Para kader juga hendaknya memiliki jaringan keprihatinan fenomena persoalan pemilu seperti politik uang, politik transaksional, ujaran kebecian, hoaks, politisasi SARA, dan lain-lain. Dengan begitu, kobaran semangat spirit cinta tanah air lewat jalur pemilu berkualitas terus bertumbuh.
Harapan lain, yakni para lulusan SKPP harus mampu menjadi mata dan telinga Bawaslu untuk dengan lantang berteriak melawan berbagai pelanggaran pemilu.
Lewat ilmu yang didapatkan, mereka diharapkan mampu memetakan berbagai potensi pelanggaran atau kerawanan, bentuk pelanggaran dan dampaknya terhadap kualitas hasil pemilihan, serta mekanisme penanganan pelanggaran dan sengketa penyelenggara pemilu.
Kemudian harus bisa melaporkan pelanggaran pemilu atau pemilihan dan tentu saja pada lembaga yang tepat sesuai dengan ciri dan jenis pelanggaran.
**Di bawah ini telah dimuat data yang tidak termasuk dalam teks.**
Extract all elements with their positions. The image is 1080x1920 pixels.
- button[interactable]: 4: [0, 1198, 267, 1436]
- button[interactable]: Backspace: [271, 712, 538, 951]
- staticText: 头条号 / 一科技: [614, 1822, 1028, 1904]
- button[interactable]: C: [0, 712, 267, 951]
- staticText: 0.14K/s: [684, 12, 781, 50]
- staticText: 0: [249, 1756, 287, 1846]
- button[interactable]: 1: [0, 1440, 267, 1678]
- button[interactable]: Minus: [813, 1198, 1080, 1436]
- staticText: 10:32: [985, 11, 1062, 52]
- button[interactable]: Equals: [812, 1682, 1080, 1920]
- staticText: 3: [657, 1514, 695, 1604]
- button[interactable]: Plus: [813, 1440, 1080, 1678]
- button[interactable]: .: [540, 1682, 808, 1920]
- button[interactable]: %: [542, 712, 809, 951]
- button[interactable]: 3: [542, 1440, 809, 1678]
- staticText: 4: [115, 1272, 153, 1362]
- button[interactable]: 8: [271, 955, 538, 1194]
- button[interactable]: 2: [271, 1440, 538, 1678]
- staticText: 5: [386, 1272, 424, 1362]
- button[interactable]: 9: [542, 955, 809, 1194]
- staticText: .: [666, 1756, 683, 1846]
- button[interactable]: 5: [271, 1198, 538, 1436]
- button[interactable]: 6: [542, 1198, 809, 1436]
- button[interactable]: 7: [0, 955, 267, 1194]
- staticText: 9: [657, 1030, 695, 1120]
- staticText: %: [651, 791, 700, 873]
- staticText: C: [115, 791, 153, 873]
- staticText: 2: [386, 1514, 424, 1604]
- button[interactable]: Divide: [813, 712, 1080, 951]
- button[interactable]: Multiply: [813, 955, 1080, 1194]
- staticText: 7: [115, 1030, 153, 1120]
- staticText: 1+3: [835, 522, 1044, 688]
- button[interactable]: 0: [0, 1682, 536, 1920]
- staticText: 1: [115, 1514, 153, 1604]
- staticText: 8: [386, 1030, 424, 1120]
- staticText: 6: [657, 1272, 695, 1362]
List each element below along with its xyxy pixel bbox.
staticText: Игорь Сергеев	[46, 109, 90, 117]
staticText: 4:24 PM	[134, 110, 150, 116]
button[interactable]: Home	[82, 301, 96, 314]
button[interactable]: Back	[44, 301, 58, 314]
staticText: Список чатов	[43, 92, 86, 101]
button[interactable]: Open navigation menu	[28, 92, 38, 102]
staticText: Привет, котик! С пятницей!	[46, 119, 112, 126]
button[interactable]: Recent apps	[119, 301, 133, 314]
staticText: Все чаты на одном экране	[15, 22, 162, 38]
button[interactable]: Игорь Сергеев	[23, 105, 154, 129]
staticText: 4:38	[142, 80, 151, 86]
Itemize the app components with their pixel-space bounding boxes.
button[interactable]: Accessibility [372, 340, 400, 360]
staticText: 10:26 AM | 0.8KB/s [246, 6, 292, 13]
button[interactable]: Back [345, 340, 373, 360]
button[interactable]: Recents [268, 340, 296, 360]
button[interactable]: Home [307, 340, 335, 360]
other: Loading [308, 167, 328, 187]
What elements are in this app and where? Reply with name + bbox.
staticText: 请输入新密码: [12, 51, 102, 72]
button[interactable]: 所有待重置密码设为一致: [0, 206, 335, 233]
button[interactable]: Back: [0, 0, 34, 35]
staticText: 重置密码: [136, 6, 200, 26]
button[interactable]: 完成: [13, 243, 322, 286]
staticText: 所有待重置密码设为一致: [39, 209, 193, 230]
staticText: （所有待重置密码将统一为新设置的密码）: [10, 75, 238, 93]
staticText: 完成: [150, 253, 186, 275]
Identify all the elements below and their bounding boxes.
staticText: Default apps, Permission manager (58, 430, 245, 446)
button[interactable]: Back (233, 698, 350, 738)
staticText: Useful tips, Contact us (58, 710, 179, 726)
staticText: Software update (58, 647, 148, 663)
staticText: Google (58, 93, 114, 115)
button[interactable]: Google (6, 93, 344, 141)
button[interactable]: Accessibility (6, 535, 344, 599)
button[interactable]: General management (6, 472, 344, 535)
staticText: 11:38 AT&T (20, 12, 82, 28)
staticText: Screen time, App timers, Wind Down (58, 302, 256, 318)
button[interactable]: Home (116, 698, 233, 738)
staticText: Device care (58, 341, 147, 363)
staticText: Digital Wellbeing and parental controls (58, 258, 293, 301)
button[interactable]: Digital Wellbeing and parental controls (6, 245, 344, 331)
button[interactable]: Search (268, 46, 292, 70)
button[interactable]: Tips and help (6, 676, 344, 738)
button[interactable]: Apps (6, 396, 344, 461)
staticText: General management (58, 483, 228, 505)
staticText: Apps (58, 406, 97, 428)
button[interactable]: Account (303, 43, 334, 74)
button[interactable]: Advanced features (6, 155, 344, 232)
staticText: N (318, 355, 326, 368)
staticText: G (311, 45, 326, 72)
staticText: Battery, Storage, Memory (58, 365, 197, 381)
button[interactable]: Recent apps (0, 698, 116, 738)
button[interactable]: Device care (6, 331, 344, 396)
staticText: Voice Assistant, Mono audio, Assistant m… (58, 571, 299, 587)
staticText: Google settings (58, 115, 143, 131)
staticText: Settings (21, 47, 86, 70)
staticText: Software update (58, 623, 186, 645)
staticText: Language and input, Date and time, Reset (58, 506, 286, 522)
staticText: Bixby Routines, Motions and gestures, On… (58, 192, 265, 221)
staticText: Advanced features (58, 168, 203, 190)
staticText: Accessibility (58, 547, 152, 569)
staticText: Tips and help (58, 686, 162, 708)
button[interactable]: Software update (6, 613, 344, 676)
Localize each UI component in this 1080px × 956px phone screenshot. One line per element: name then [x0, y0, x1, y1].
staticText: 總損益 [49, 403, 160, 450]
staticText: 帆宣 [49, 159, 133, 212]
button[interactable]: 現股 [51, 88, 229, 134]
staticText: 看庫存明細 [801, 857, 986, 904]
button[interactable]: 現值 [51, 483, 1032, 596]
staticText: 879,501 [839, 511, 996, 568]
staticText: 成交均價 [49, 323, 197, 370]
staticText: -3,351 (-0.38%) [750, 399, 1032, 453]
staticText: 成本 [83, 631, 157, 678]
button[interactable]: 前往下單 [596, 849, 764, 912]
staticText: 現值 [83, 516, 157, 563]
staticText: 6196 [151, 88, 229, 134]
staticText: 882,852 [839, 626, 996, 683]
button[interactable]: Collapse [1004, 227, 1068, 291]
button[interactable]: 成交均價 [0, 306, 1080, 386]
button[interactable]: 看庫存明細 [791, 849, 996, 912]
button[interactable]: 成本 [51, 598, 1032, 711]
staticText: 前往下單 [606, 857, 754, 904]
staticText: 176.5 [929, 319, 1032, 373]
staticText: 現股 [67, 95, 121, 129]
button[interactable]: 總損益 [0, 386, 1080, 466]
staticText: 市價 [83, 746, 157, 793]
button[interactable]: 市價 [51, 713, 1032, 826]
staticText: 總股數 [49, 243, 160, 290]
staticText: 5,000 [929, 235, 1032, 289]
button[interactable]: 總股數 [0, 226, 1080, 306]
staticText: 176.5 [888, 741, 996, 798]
Yang terpenting, para kader harus bisa mencegah diri sendiri untuk ikut melanggar aturan dulu, baru kemudian berpartisipasi untuk mengawasi dan melaporkan dugaan pelanggaran.
Tidak hanya itu, para kader SKPP yang merupakan generasi muda harus mampu berperan sebagai promotor pengawasan pemilu, serta menjembatani masyarakat yang belum melek digital terutama dalam pesta demokrasi.
Berbekal pengetahuan yang telah diperoleh, para lulusan SKPP harus bisa menggunakan semua platform media sosial agar bermanfaat dalam pengawasan.
Media sosial seperti Facebook, Twitter, Telegram, dan Instagram sebagai wadah komunikasi harus disulap menjadi alat untuk menyebarkan informasi tentang ilmu kepemiluan dan beragam potensi pelanggaran dalam pesta demokrasi.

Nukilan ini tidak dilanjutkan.